Volkswagen is putting stock market plans for PowerCo on hold

Volkswagen is reportedly hesitating in its search for investors for its battery division PowerCo and its IPO. According to an agency report, the Group is said to have put talks with potential investors on hold and deprioritized a possible stock market debut.

Image: Volkswagen

Volkswagen is said to have doubts about being able to implement its own battery production on the planned scale. This was reported by the news agency Bloomberg, citing informed persons. As a result, battery subsidiary PowerCo may not be opened up to external investment for the time being. Talks with potential investors are currently on hold, Bloomberg reports. And Volkswagen is no longer giving priority to a possible stock market listing of the PowerCo business this year or next.

However, the news agency also quotes its sources as saying that the situation has not yet been finally decided and that Volkswagen could still push ahead with the plans as soon as market conditions improve. When asked by the news agency, Volkswagen itself reiterated its intention to “open up the capital structure from this year and continue to evaluate our options in light of the market environment”. The rise of the electric car market is not as strong as expected, but investor interest in PowerCo remains high, Volkswagen said in its response.

At the VW Capital Markets Day in June, Volkswagen CEO Oliver Blume said that an IPO of the battery subsidiary was a concrete option at the right time. The unit, which will be founded in 2022, plans to invest 20 billion euros in battery plants to supply cells for 3 million electric vehicles per year. The capital requirement is therefore huge.

Since its foundation a year and a half ago, PowerCo has identified three locations for cell factories – Salzgitter, Valencia and St. Thomas in Ontario/Canada – all of which are now under construction. Production is scheduled to start in Salzgitter in 2025 and in the other two plants in 2026 and 2027. By 2030, PowerCo plans to build and operate battery cell plants with a total production capacity of 240 GWh in Europe alone.

If VW stays the course, PowerCo will cover half of the carmaker’s battery needs by 2030 and form a giant with 20,000 employees, Bloomberg added.

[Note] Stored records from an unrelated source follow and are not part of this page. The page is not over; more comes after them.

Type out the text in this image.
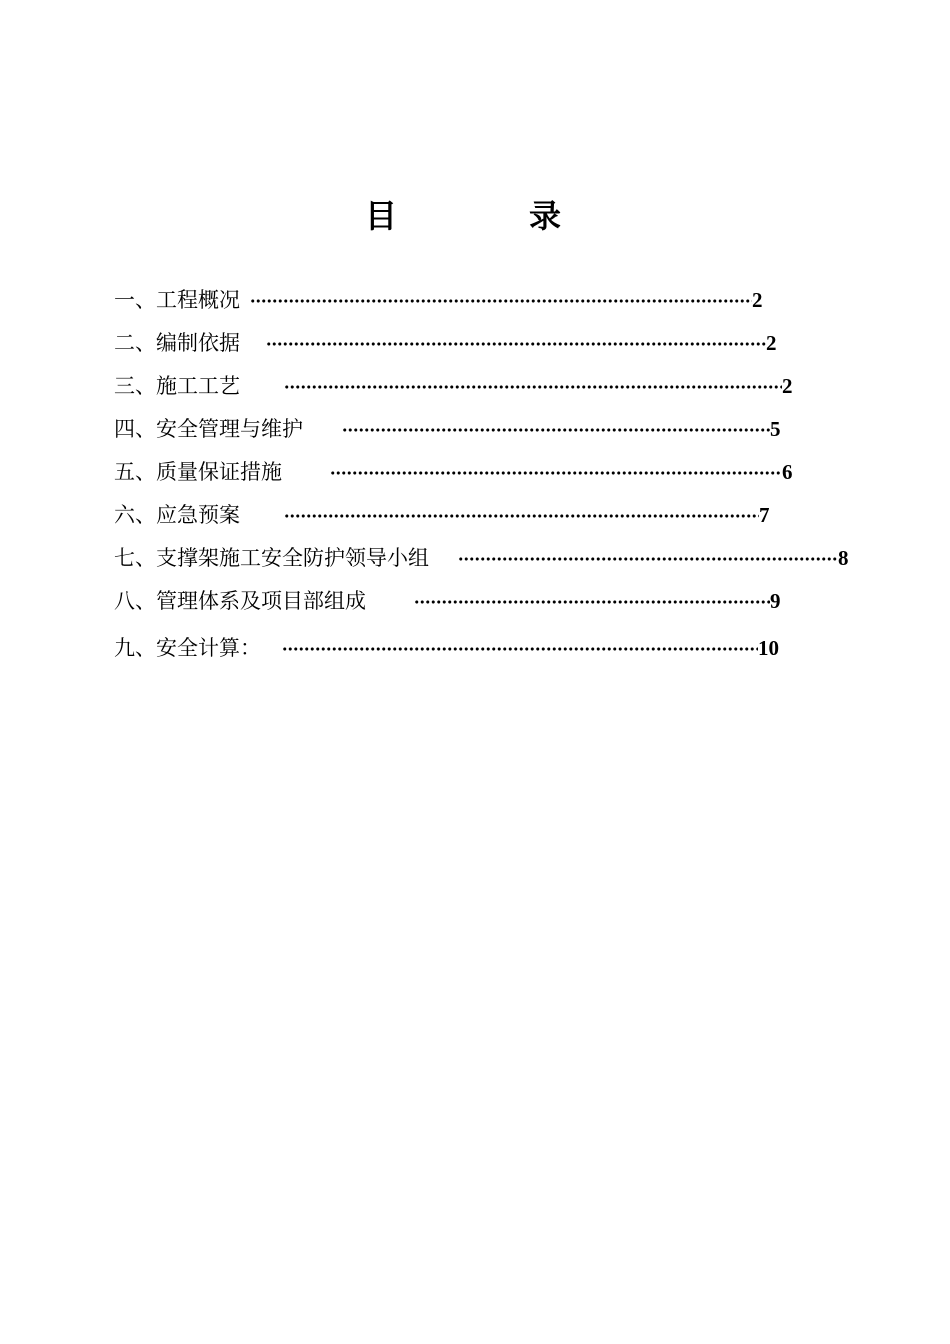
目　录
一、工程概况	2
二、编制依据	2
三、施工工艺	2
四、安全管理与维护	5
五、质量保证措施	6
六、应急预案	7
七、支撑架施工安全防护领导小组	8
八、管理体系及项目部组成	9
九、安全计算：	10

More than 70 per cent of Wolfsburg’s sales in Europe and more than 50 per cent in North America are expected to be fully electric by then.

Incidentally, Volkswagen would not be alone in withdrawing from the stock market: Renault just announced that it was cancelling the IPO of its electric car division Ampere planned for the first half of 2024 – at least for the time being. The current conditions on the stock market are not suitable for this, according to the statement.